Sabtu, 04 Juli 2020

AKU JADI BUTA KARENA MENCINTAIMU


Inilah yang terjadi padaku sekarang. Aku menjadi buta karena telah mencintaimu. Aku tidak bisa melihat siapa siapa lagi selain dirimu. Kemuliaan dan keindahan akhlakmu telah membutakanku.

Meskipun kebutaanku ini diakibatkan olehmu, namun aku tak pernah menyesal. Kucoba untuk meraba-raba mencari orang seperti dirimu, tak pernah kudapti lagi. Masihkah ada orang semulia dirimu ?

Dalam sebuah kabar terdengar kisah tentang keindahan akhlakmu. Adalah seorang sahabat yang bernama Hisyam bin Amir pernah bertanya kepada Aisyah r.a. tentang akhlakmu. Aisyah r.a. menjawab, "Akhlak Nabi SAW adalah Alquran" (HR Muslim).

Adakah akhlak yang lebih mulia dibandingkan dengan akhlak Al-Qur’an ? dan siapa lagi yang lebih sempurna akhlaknya selain dirimu ? Masih adakah ? Itulah yang membuatku buta.
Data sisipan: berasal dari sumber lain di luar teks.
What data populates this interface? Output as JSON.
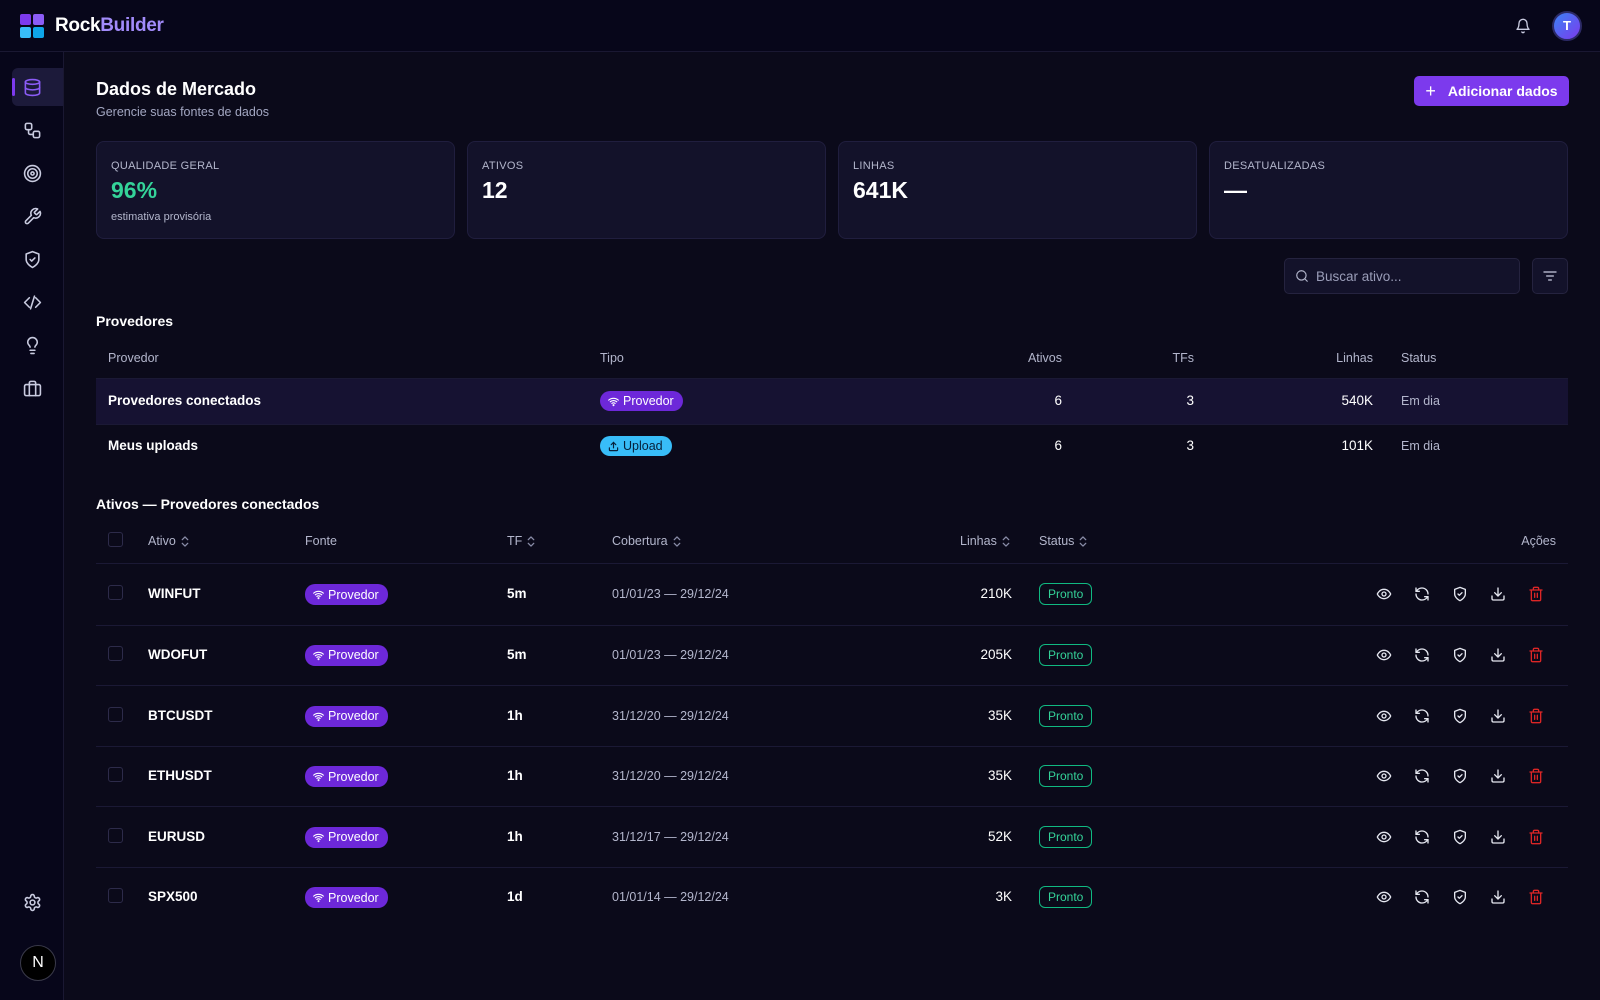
{
  "app": {
    "brand_part1": "Rock",
    "brand_part2": "Builder",
    "avatar_initial": "T"
  },
  "sidebar": {
    "items": [
      {
        "icon": "database-icon",
        "active": true
      },
      {
        "icon": "workflow-icon",
        "active": false
      },
      {
        "icon": "target-icon",
        "active": false
      },
      {
        "icon": "wrench-icon",
        "active": false
      },
      {
        "icon": "shield-check-icon",
        "active": false
      },
      {
        "icon": "code-icon",
        "active": false
      },
      {
        "icon": "lightbulb-icon",
        "active": false
      },
      {
        "icon": "briefcase-icon",
        "active": false
      }
    ],
    "bottom": [
      "gear-icon",
      "n-logo-icon"
    ],
    "n_logo": "N"
  },
  "page": {
    "title": "Dados de Mercado",
    "subtitle": "Gerencie suas fontes de dados",
    "add_button": "Adicionar dados"
  },
  "stats": [
    {
      "label": "QUALIDADE GERAL",
      "value": "96%",
      "sub": "estimativa provisória",
      "color": "#34d399"
    },
    {
      "label": "ATIVOS",
      "value": "12",
      "sub": "",
      "color": "#ffffff"
    },
    {
      "label": "LINHAS",
      "value": "641K",
      "sub": "",
      "color": "#ffffff"
    },
    {
      "label": "DESATUALIZADAS",
      "value": "—",
      "sub": "",
      "color": "#ffffff"
    }
  ],
  "search": {
    "placeholder": "Buscar ativo..."
  },
  "providers": {
    "title": "Provedores",
    "headers": {
      "provedor": "Provedor",
      "tipo": "Tipo",
      "ativos": "Ativos",
      "tfs": "TFs",
      "linhas": "Linhas",
      "status": "Status"
    },
    "rows": [
      {
        "name": "Provedores conectados",
        "type": "Provedor",
        "type_kind": "provider",
        "ativos": "6",
        "tfs": "3",
        "linhas": "540K",
        "status": "Em dia"
      },
      {
        "name": "Meus uploads",
        "type": "Upload",
        "type_kind": "upload",
        "ativos": "6",
        "tfs": "3",
        "linhas": "101K",
        "status": "Em dia"
      }
    ]
  },
  "assets": {
    "title": "Ativos — Provedores conectados",
    "headers": {
      "ativo": "Ativo",
      "fonte": "Fonte",
      "tf": "TF",
      "cobertura": "Cobertura",
      "linhas": "Linhas",
      "status": "Status",
      "acoes": "Ações"
    },
    "rows": [
      {
        "ativo": "WINFUT",
        "fonte": "Provedor",
        "tf": "5m",
        "cobertura": "01/01/23 — 29/12/24",
        "linhas": "210K",
        "status": "Pronto"
      },
      {
        "ativo": "WDOFUT",
        "fonte": "Provedor",
        "tf": "5m",
        "cobertura": "01/01/23 — 29/12/24",
        "linhas": "205K",
        "status": "Pronto"
      },
      {
        "ativo": "BTCUSDT",
        "fonte": "Provedor",
        "tf": "1h",
        "cobertura": "31/12/20 — 29/12/24",
        "linhas": "35K",
        "status": "Pronto"
      },
      {
        "ativo": "ETHUSDT",
        "fonte": "Provedor",
        "tf": "1h",
        "cobertura": "31/12/20 — 29/12/24",
        "linhas": "35K",
        "status": "Pronto"
      },
      {
        "ativo": "EURUSD",
        "fonte": "Provedor",
        "tf": "1h",
        "cobertura": "31/12/17 — 29/12/24",
        "linhas": "52K",
        "status": "Pronto"
      },
      {
        "ativo": "SPX500",
        "fonte": "Provedor",
        "tf": "1d",
        "cobertura": "01/01/14 — 29/12/24",
        "linhas": "3K",
        "status": "Pronto"
      }
    ],
    "action_icons": [
      "eye-icon",
      "refresh-icon",
      "shield-check-icon",
      "download-icon",
      "trash-icon"
    ]
  },
  "colors": {
    "accent": "#7c3aed",
    "provider_pill": "#6d28d9",
    "upload_pill": "#38bdf8",
    "success": "#34d399",
    "danger": "#dc2626"
  }
}
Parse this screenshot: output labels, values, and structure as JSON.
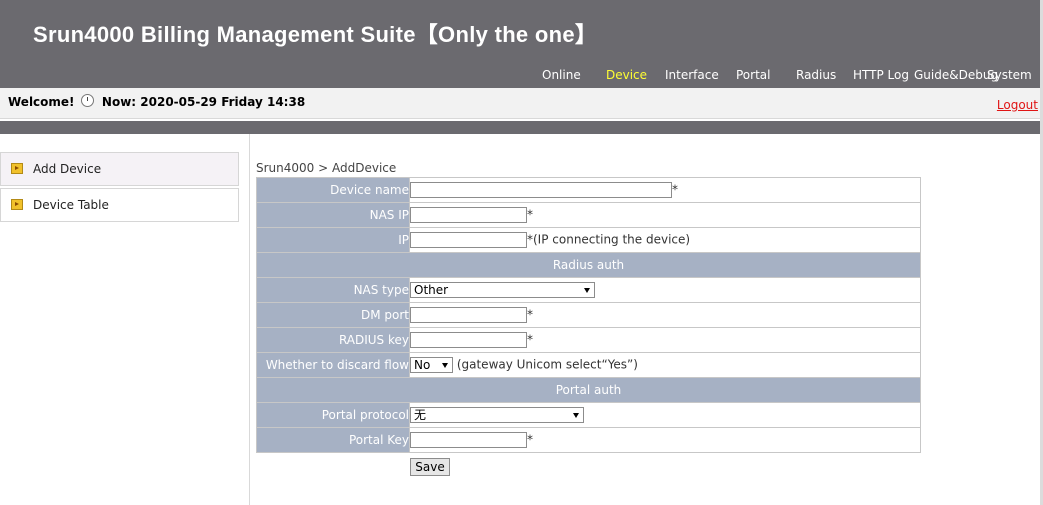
{
  "header": {
    "title": "Srun4000 Billing Management Suite【Only the one】",
    "nav": [
      {
        "label": "Online",
        "active": false
      },
      {
        "label": "Device",
        "active": true
      },
      {
        "label": "Interface",
        "active": false
      },
      {
        "label": "Portal",
        "active": false
      },
      {
        "label": "Radius",
        "active": false
      },
      {
        "label": "HTTP Log",
        "active": false
      },
      {
        "label": "Guide&Debug",
        "active": false
      },
      {
        "label": "System",
        "active": false
      }
    ]
  },
  "welcome_bar": {
    "welcome": "Welcome!",
    "clock_icon": "clock-icon",
    "now": "Now: 2020-05-29 Friday 14:38",
    "logout": "Logout"
  },
  "sidebar": {
    "items": [
      {
        "label": "Add Device",
        "icon": "arrow-right-icon",
        "selected": true
      },
      {
        "label": "Device Table",
        "icon": "arrow-right-icon",
        "selected": false
      }
    ]
  },
  "breadcrumb": "Srun4000 > AddDevice",
  "form": {
    "device_name": {
      "label": "Device name",
      "value": "",
      "required": "*"
    },
    "nas_ip": {
      "label": "NAS IP",
      "value": "",
      "required": "*"
    },
    "ip": {
      "label": "IP",
      "value": "",
      "hint": "*(IP connecting the device)"
    },
    "radius_section": "Radius auth",
    "nas_type": {
      "label": "NAS type",
      "selected": "Other"
    },
    "dm_port": {
      "label": "DM port",
      "value": "",
      "required": "*"
    },
    "radius_key": {
      "label": "RADIUS key",
      "value": "",
      "required": "*"
    },
    "discard_flow": {
      "label": "Whether to discard flow",
      "selected": "No",
      "hint": "(gateway Unicom select“Yes”)"
    },
    "portal_section": "Portal auth",
    "portal_protocol": {
      "label": "Portal protocol",
      "selected": "无"
    },
    "portal_key": {
      "label": "Portal Key",
      "value": "",
      "required": "*"
    },
    "save_label": "Save"
  },
  "colors": {
    "header_bg": "#6b6a6f",
    "active_nav": "#ffff33",
    "label_bg": "#a6b1c4",
    "logout": "#e01515"
  }
}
Karena aku tidak melihat siapapun selain dirimu.

Akhlakmu Sempurna

Amatlah mulia dirimu sebab kehadiranmu membawa cahaya kemuliaan akhlak. Membimbing ummat manusia menjadi orang orang yang berakhlak. Demikian yang pernah engkau sampaikan kepada penggemarmu, termasuk aku.

"Sungguh, aku diutus untuk menyempurnakan akhlak mulia" (HR. Baihaqi dan Al-Hakim).
Kemuliaanmu yang patut untuk dijadikan suri tauladan juga telah disiarkan oleh berita dari langit, dari Zat yang Maha Agung.

“Sesungguhnya telah ada pada (diri) Rasûlullâh itu suri teladan yang baik bagimu (yaitu) bagi orang yang mengharap (rahmat) Allâh dan (kedatangan) hari kiamat dan Dia banyak menyebut Allâh.” [al-Ahzâb/33:21]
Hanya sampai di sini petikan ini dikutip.